Recibí un mensaje inesperado. Era Santiago cancelándome el plan. Sus papás dizque no le habían soltado lana. Le respondí que no había pedo, no teníamos que gastar. Podíamos ir por un café y caminar. ¿A quién no le gusta el café y caminar? Podíamos ir a El Jarocho, más barato y con azúcar mascabada. Ni así quiso. La neta pierdo la paciencia en chinga, más cuando siento que mi orgullo está en peligro. Le escribí que no volviera a buscarme, que me daba hueva, mejor hasta ahí y a chingar a su madre. Él solo dijo: okey. ¿QUÉ?

Le ofrecí disculpas y propuse que volviéramos a vernos. Los minutos pasaron y su respuesta pasó de cuatro caracteres a cero. Otro ligue estropeado. Otra esperanza arruinada.

Bateado y rancio, Elena me dio un aventón a casa. Traía una playlist con éxitos pop en español que me dejaba un nudo en la garganta. Soundtrack perfecto para una noche de rechazos. Bale berga la bida. Balen berga los batos.

—Ya no me respondió nada, Elena, ¡soy un imbécil!

—Lo siento, cariño. No estaba escrito en los astros.

—¡Pero dijo que quería volver a verme! ¡Los hombres inventan que quieren volver a vernos, pero no quieren volver a vernos jamás!

—Así es, cariño: te cogen, después te olvidan. Hace unos años cogí con un cabrón, la mejor cogida de mi vida. Me compró un vino mamón del Superama y juró que me pondría una rola que lo hacía llorar. Y yo, por supuesto, pensé: este cabrón me va a poner una mamada tipo Maná. Güey, me puso “Ángel” de Belinda. ¡Te lo juro! Y estuvo chingón. ¿Crees que volví a verlo? Ni madres. A veces escucho la canción esa y lo recuerdo. Es lo único que me queda: el puto recuerdo.

—Ando igual, Elena, haciendo lo mismito con las canciones, ¿te acuerdas de “Mi historia entre tus dedos”?

—Por supuesto, ¡no mames! Pinche italiano, mi prima era su fan y se lo echó.

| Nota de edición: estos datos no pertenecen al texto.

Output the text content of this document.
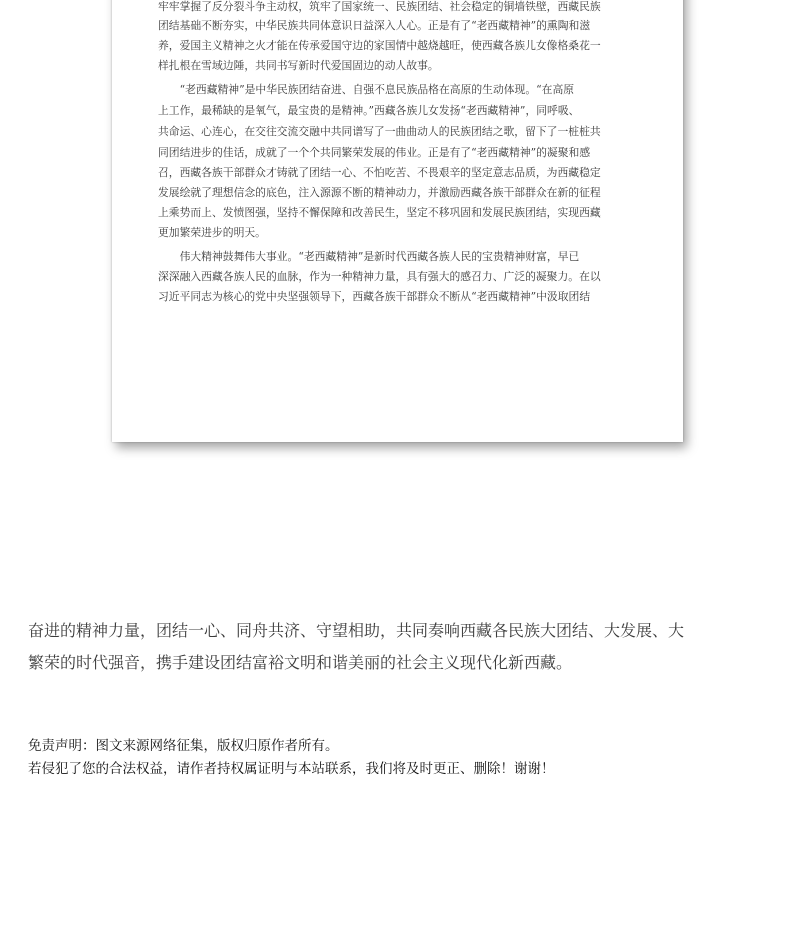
牢牢掌握了反分裂斗争主动权，筑牢了国家统一、民族团结、社会稳定的铜墙铁壁，西藏民族
团结基础不断夯实，中华民族共同体意识日益深入人心。正是有了“老西藏精神”的熏陶和滋
养，爱国主义精神之火才能在传承爱国守边的家国情中越烧越旺，使西藏各族儿女像格桑花一
样扎根在雪域边陲，共同书写新时代爱国固边的动人故事。
　　“老西藏精神”是中华民族团结奋进、自强不息民族品格在高原的生动体现。“在高原
上工作，最稀缺的是氧气，最宝贵的是精神。”西藏各族儿女发扬“老西藏精神”，同呼吸、
共命运、心连心，在交往交流交融中共同谱写了一曲曲动人的民族团结之歌，留下了一桩桩共
同团结进步的佳话，成就了一个个共同繁荣发展的伟业。正是有了“老西藏精神”的凝聚和感
召，西藏各族干部群众才铸就了团结一心、不怕吃苦、不畏艰辛的坚定意志品质，为西藏稳定
发展绘就了理想信念的底色，注入源源不断的精神动力，并激励西藏各族干部群众在新的征程
上乘势而上、发愤图强，坚持不懈保障和改善民生，坚定不移巩固和发展民族团结，实现西藏
更加繁荣进步的明天。
　　伟大精神鼓舞伟大事业。“老西藏精神”是新时代西藏各族人民的宝贵精神财富，早已
深深融入西藏各族人民的血脉，作为一种精神力量，具有强大的感召力、广泛的凝聚力。在以
习近平同志为核心的党中央坚强领导下，西藏各族干部群众不断从“老西藏精神”中汲取团结
奋进的精神力量，团结一心、同舟共济、守望相助，共同奏响西藏各民族大团结、大发展、大
繁荣的时代强音，携手建设团结富裕文明和谐美丽的社会主义现代化新西藏。
免责声明：图文来源网络征集，版权归原作者所有。
若侵犯了您的合法权益，请作者持权属证明与本站联系，我们将及时更正、删除！谢谢！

—Es como si el pop en español capturara aquellos momentos fugaces que son a la vez lo peor y lo mejor de nuestras vidas. Como si mis gustos musicales de la infancia se transformaran en el talismán de mi vida adulta.

Al bajarme del carro, no pude evitar voltear hacia el punto exacto en la banqueta donde, una semana atrás, Santiago había tirado el condón usado que algún vecino humillado debió barrer a la mañana siguiente. De haber podido, habría guardado aquel condón en mi cajita de recuerdos.

Santiago Ruvalcaba, si volviera a verte, no reescribiría ni una coma de esta historia. Como canta Grignani, yo pienso que no son tan inútiles las noches que te di, aunque haya sido nomás una.